A beautiful book. O'Flynn follows up the themes of her earlier What Was Lost - memory, loss, forgetting - in this story which centres on Frank, a (relatively) contented presenter on a regional news programme in the Midlands.
As he covers the same stories year after year, Frank struggles to keep alive something of his father, once Birmingham's favourite architect but whose buildings are now out of fashion and being torn down as he destroyed their Victorian predecessors.. People can only see what's on the outside - a perception shared by Phil, a former presenter on the programme, who went on to greater things but is afraid time has caught up with him.

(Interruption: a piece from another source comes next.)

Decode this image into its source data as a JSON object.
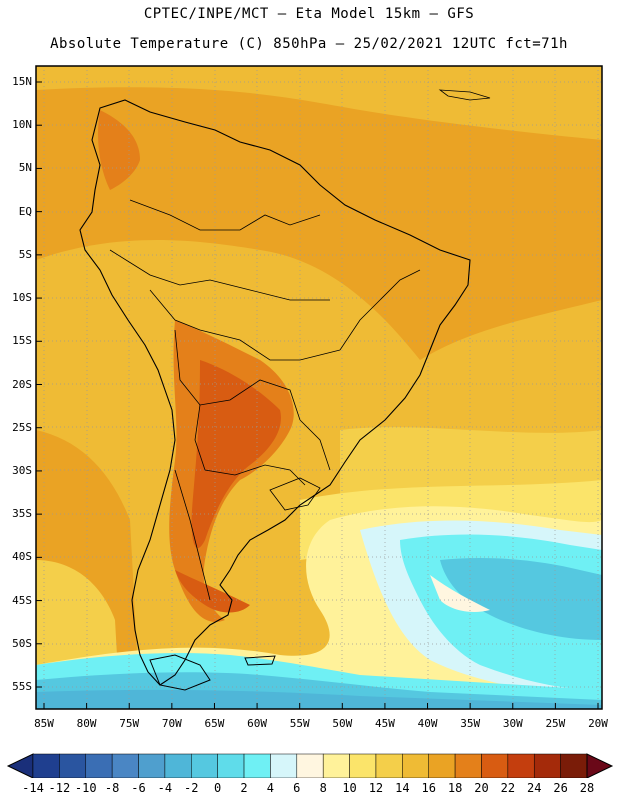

These themes are brought together when Phil dies in a hit and run accident, and his old National Service friend, Michael, sitting on a park bench. Dipping back into the past and exploring Frank's relationship with his mother, who seemingly lives to be miserable, and Phil and Michael's past, "The News Where You Are" looks at erasure of the past - of buildings, memories, people, former lives - as both a creative and destructive force, and at memory as the counterpart to erasure. Frank's daughter Mo - who contributed some of the lighter moments in what is at times a very funny book - wants to be preserved as a fossil. Better, says, Frank, to become dust.
Of all the characters in this book - the frightened star, the desperate joke-writer, Frank's driven father - the central one is the city of Birmingham, whose constant drive to erase, recreate and forget itself acts as a metaphor for all the rest. Not a great deal actually happens, at least not on the surface, but you need, as Frank is aware, to look beyond the surface.